Grigg, E.K., Pick, L., & Nibblett, B. (October, 2012). Litter box preference in domestic cats: covered versus uncovered. Journal of Feline Medicine and Surgery
Feline inappropriate elimination (periuria and/or perichezia) remains a very common behavioral complaint of cat owners. Treatment recommendations often include improving the attractiveness of the litter boxes available to the cat. One frequent recommendation is to avoid covered litter boxes, although this has not previously been tested experimentally. The goal of this study was to assess whether, all else being equal, cats preferentially used uncovered litter boxes over covered litter boxes.
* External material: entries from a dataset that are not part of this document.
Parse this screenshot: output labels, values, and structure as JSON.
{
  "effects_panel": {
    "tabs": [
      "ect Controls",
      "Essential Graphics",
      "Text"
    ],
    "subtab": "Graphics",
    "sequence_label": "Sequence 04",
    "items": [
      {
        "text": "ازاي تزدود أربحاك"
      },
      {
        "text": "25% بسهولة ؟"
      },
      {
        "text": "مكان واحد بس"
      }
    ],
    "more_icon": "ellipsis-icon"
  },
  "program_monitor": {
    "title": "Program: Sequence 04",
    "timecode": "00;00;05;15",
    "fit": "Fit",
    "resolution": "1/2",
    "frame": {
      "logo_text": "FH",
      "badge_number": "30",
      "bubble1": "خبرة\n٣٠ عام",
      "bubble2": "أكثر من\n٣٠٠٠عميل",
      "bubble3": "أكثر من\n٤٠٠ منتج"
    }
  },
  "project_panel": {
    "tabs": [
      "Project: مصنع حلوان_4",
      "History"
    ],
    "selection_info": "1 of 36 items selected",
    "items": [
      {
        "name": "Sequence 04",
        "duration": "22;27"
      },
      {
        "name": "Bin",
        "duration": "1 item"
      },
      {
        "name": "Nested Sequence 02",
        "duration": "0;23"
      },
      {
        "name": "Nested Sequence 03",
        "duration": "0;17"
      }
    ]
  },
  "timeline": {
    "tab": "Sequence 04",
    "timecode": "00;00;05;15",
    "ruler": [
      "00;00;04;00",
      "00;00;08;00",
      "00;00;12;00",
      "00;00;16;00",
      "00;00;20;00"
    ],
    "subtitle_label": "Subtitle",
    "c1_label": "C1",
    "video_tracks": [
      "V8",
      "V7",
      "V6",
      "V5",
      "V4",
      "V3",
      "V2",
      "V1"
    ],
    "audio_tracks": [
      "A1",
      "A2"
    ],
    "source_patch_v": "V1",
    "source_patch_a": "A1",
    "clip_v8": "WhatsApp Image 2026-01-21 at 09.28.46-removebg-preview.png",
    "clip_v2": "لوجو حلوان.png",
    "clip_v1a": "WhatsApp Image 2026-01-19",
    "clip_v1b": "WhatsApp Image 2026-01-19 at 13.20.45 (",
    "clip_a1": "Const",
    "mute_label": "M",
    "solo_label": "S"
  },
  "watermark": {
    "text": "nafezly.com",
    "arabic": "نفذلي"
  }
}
Twenty-eight cats were enrolled in the study and offered the choice of a covered or uncovered box. Waste was scooped daily from each box, and the weight of waste in the different box styles was compared and evaluated using paired t-tests and χ2 analyses. Overall, there was no significant difference between use of the two box styles. Eight individual cats did exhibit a preference (four for covered, four for uncovered), but individual preference results are not evenly distributed, with more cats than expected showing no preference between litter box types. We postulate that, if boxes are kept sufficiently clean (ie, once daily minimum cleaning), most cats will not show a preference for either box type. The observation that a minority of cats in the study exhibited a preference supports the recommendation of providing individual cats a ‘cafeteria’ of litter box styles, including a covered box, to determine whether such a preference exists. These findings add to existing literature on the topic of feline inappropriate elimination and provide additional information for clinicians providing treatment recommendations for cats exhibiting this behavior.